Batman Sonsöz Gazetesinin en istikrarlı emekçisiyim.
Gazetenin Sahibi Ercan Atay bunu görmese de ben bunun farkındayım.
Sonsöz Gazetesi benim ikinci evim olmuş adeta.
Buradan ayrılmayı hiçbir zaman düşünmedim.
Ama son zamanlarda siyasette parti değişikliği, fena şekilde aklımı çeliyor.
Siyasi parti değiştiren başkanların açıklamalarına ve vaatlerine bakınca insanın saf değiştiresi geliyor.
El üstünde tutulacağın bir yer, iktidar nimetleri, devlet nazarında itibar, protokolün ön sırlarında sana ayrılan yerler, cezbedici…
Düşünün, iktidara yakın bir gazetede yazıyorsun.
Tüm kapılar açılıyor sana.
Bir anda en iyi yazar olursun, el üstünde tutulursun.
Herkes etrafında gülücükler saçar.
Kimse sana karışmaz.
Ne yazsan suç değil.
Yazdıkların dikkate alınır.
Beni tanıyanlar biliyor, bu bana yakışmaz.
Çünkü 35 yıllık gazetecilik serüveninde halkı bilgilendirme, hakkı ve hukuku korumak adına, sessizlerin sesi olmak amacı ile hak temelli bir çizgide binlerce makale, bir o kadar haber yazdım.
Bunu belli bir ücret ve maaş karşılığında yazmadım.
Bir menfaat ve çıkar gözetmedim.
Bir yerlere gelmek, bazı kapıları açmak için de Sonsöz Gazetesi ismini şantaj aracı olarak kullanmadım.
Yemekli toplantılara ve açılışlara gitmedim.
Yaranmak için kılıktan kılığa girmedim.
Gelene ağam, gidene paşam demedim.
Çizgimden şaşmadım.
Karakterimden ve ilkelerimden taviz vermedim.
Eğilip bükülmediğim için de kamu yöneticileri, siyaset, ticaret, feodal yapılar ve iş insanları arasında çok tutulmadım, sevilmedim ve sayılmadım.
Ne acıdır ki hakkını hukukunu savunduklarım da beni pek anlamadı.
Mevcut düzene ve çarka ayak uydurmadım diye anlaşılmaz biri oldum.

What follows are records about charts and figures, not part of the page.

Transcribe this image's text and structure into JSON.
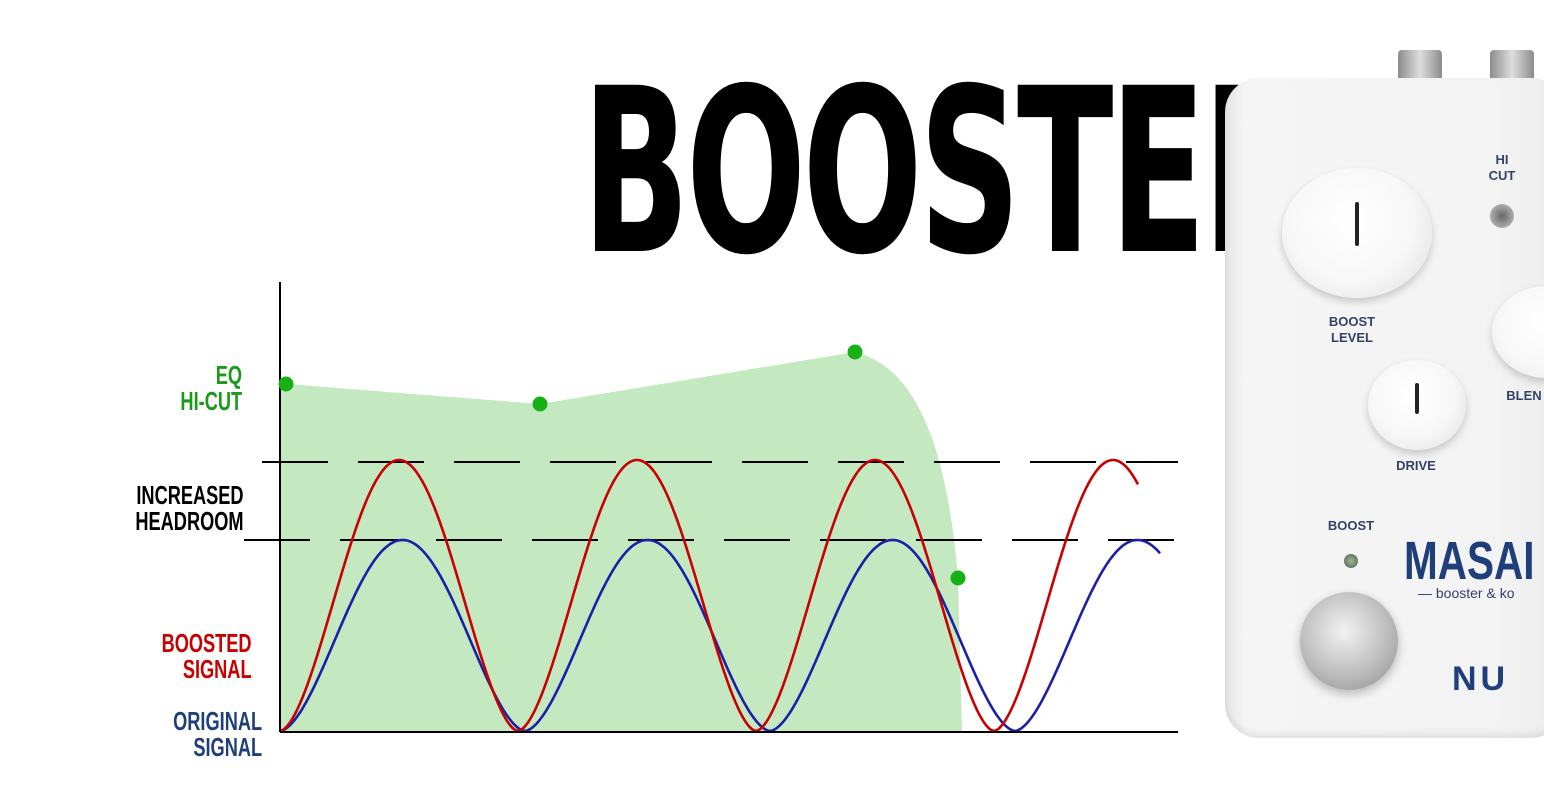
{
  "title": "BOOSTER",
  "labels": {
    "eq": [
      "EQ",
      "HI-CUT"
    ],
    "headroom": [
      "INCREASED",
      "HEADROOM"
    ],
    "boosted": [
      "BOOSTED",
      "SIGNAL"
    ],
    "original": [
      "ORIGINAL",
      "SIGNAL"
    ]
  },
  "colors": {
    "eq": "#1a9a1a",
    "eq_fill": "#c4e8c0",
    "eq_point": "#17b117",
    "boosted": "#c80000",
    "original": "#1c1fa8",
    "original_label": "#1f3f7a",
    "headroom": "#000000",
    "axis": "#000000"
  },
  "diagram": {
    "eq_points": 4,
    "boosted_peaks": 4,
    "original_peaks": 4,
    "headroom_lines": 2
  },
  "pedal": {
    "labels": {
      "hi_cut": [
        "HI",
        "CUT"
      ],
      "boost_level": [
        "BOOST",
        "LEVEL"
      ],
      "blend": "BLEN",
      "drive": "DRIVE",
      "boost": "BOOST"
    },
    "brand": "MASAI",
    "subtitle": "— booster & ko",
    "maker": "NU"
  }
}
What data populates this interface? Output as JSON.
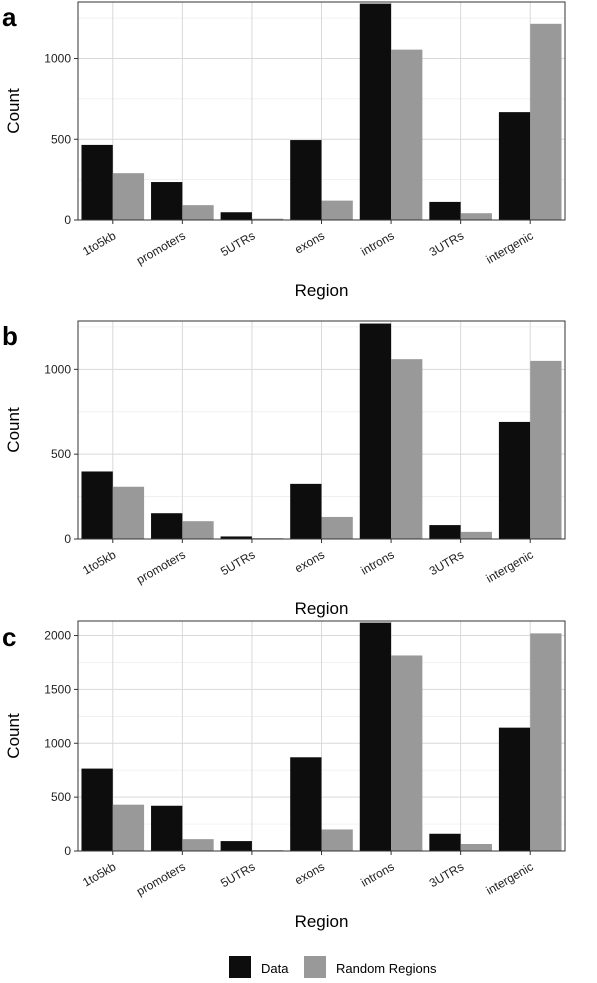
{
  "colors": {
    "data": "#0d0d0d",
    "random": "#999999",
    "grid": "#d9d9d9",
    "panel_border": "#333333"
  },
  "legend": {
    "items": [
      {
        "label": "Data",
        "color": "#0d0d0d"
      },
      {
        "label": "Random Regions",
        "color": "#999999"
      }
    ],
    "position": "bottom"
  },
  "chart_data": [
    {
      "type": "bar",
      "panel_label": "a",
      "xlabel": "Region",
      "ylabel": "Count",
      "categories": [
        "1to5kb",
        "promoters",
        "5UTRs",
        "exons",
        "introns",
        "3UTRs",
        "intergenic"
      ],
      "series": [
        {
          "name": "Data",
          "values": [
            465,
            235,
            48,
            495,
            1340,
            112,
            668
          ]
        },
        {
          "name": "Random Regions",
          "values": [
            290,
            92,
            8,
            120,
            1055,
            42,
            1215
          ]
        }
      ],
      "ylim": [
        0,
        1350
      ],
      "yticks": [
        0,
        500,
        1000
      ],
      "grid": true
    },
    {
      "type": "bar",
      "panel_label": "b",
      "xlabel": "Region",
      "ylabel": "Count",
      "categories": [
        "1to5kb",
        "promoters",
        "5UTRs",
        "exons",
        "introns",
        "3UTRs",
        "intergenic"
      ],
      "series": [
        {
          "name": "Data",
          "values": [
            398,
            152,
            15,
            325,
            1270,
            82,
            690
          ]
        },
        {
          "name": "Random Regions",
          "values": [
            308,
            105,
            5,
            130,
            1060,
            42,
            1050
          ]
        }
      ],
      "ylim": [
        0,
        1285
      ],
      "yticks": [
        0,
        500,
        1000
      ],
      "grid": true
    },
    {
      "type": "bar",
      "panel_label": "c",
      "xlabel": "Region",
      "ylabel": "Count",
      "categories": [
        "1to5kb",
        "promoters",
        "5UTRs",
        "exons",
        "introns",
        "3UTRs",
        "intergenic"
      ],
      "series": [
        {
          "name": "Data",
          "values": [
            765,
            420,
            92,
            870,
            2120,
            160,
            1145
          ]
        },
        {
          "name": "Random Regions",
          "values": [
            430,
            110,
            8,
            200,
            1815,
            65,
            2020
          ]
        }
      ],
      "ylim": [
        0,
        2135
      ],
      "yticks": [
        0,
        500,
        1000,
        1500,
        2000
      ],
      "grid": true
    }
  ]
}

Yazımı okumaya devam edenler de beni anlamak için halen takipteler.
‘Beni tek bu anladı’ diyeceğim kimse yok.
Meslektaşlarım bile gazeteye ‘her gün her gün yazınca ne değişiyor’ diyor.
Düşün, seninle aynı işi yapanlar bile seni anlamıyor.
Bazen ben bile kendimi anlamakta zorlanıyorum.
Ne garip bir durum değil mi, insanın da yaptığı işe anlamaması.
Gerçekten zor bir durum.
Bu zor durum kafa karışıklığına da neden oluyor.
Bütün bunların sebebini biliyorum.
Boyun eğememek ve bükülmemektir, tek nedeni.
Şerefli ve satın alınmamaktır.
Adaletsizlik karşısında susmamaktır.
Bu meslekte ağrıttığım saç ve sakalıma bakınca bu saatten sonra değişmeyeceğimi de biliyorum.
Gazete değiştirsem de mevcut şartlar içerisinde Sonsöz Gazetesinden daha özgürlükçü, ilkeli bir gazete bulursam değiştiririm.